La société de transport maritime Maersk a bien compris l’avantage économique qu’elle pouvait tirer de cette pratique. Elle documente les matériaux utilisés dans ses nouveaux porte-conteneurs « dont 60 000 tonnes de métal, leur localisation ainsi que la procédure de démantèlement et de recyclage » raconte Rémy le Moigne, auteur de Economie Circulaire, paru en février 2014 chez Dunod. Cela permet une meilleure valorisation qu’actuellement, quand différentes qualités de métal recyclées ensemble produisent un métal de qualité inférieure.
Cette traçabilité serait suivie tout le long du cycle de vie, et assortie de contrôles, en sortie de traitement, permettant de garantir la qualité du matériau. Le recyclat pourrait avoir une normalisation spécifique, moins stricte que le produit, tout en gardant les normes environnementales et sanitaires du déchet, propose en substance la note de la Fabrique Ecologique. En ligne depuis le 14 avril, elle vise à être débattue par le plus large cercle des parties prenantes, afin d’être amendée et portée devant les pouvoirs publics en septembre.

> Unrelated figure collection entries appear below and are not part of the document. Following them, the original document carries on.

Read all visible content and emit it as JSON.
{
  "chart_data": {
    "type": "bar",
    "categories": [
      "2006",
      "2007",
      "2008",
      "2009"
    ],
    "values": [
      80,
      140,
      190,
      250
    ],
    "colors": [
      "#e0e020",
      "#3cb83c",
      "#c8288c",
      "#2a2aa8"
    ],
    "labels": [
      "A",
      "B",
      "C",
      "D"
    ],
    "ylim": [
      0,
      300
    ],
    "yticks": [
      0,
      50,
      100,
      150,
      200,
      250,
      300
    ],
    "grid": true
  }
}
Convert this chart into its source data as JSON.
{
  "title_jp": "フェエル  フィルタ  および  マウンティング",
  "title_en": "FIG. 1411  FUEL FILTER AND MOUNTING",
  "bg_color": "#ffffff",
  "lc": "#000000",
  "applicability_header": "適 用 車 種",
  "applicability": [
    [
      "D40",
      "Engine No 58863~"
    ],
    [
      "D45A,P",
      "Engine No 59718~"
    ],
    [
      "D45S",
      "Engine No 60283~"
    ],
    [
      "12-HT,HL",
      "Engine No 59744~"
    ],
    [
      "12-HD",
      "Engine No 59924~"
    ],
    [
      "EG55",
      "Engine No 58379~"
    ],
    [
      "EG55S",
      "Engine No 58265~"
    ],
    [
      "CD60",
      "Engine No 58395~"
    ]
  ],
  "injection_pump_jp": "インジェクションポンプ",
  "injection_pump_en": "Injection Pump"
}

Besoin de leviers financiers – Partie prenante de poids, l’association Amorce, qui réunit collectivités et entreprises de gestion des déchets, a apporté sa pierre à ce travail. Mais Nicolas Garnier, son délégué général, regrette que le think tank n’attaque pas plus frontalement la responsabilité des producteurs, ainsi que les problèmes concrets à la création de filières d’une économie circulaire. « Nous avons besoins de leviers financiers pour lancer des filières (de matériaux recyclés) avant que celles-ci ne rapportent. Au lieu de cela, on nous taxe aujourd’hui davantage… » .
La Fabrique Ecologique aborde la problématique des filières à créer dans ses recommandations et préconise le montage de pôles de compétitivité, sur le modèle du contrat de filière du Cosei (Comité stratégique de filière des éco-industries). Le but est de construire une économie circulaire, où les déchets deviennent ressources, entre divers acteurs d’un territoire.
Les administrations sont d’ailleurs appelées à montrer l’exemple, en intégrant le critère du matériau recyclé dans leurs appels d’offre. L’enjeu économique et écologique l’est aussi en termes d’emplois. Le démantèlement des objets complexes étant bien souvent exporté, Amorce souligne l’importance de « garder cette ressource en France et les emplois qui vont avec ».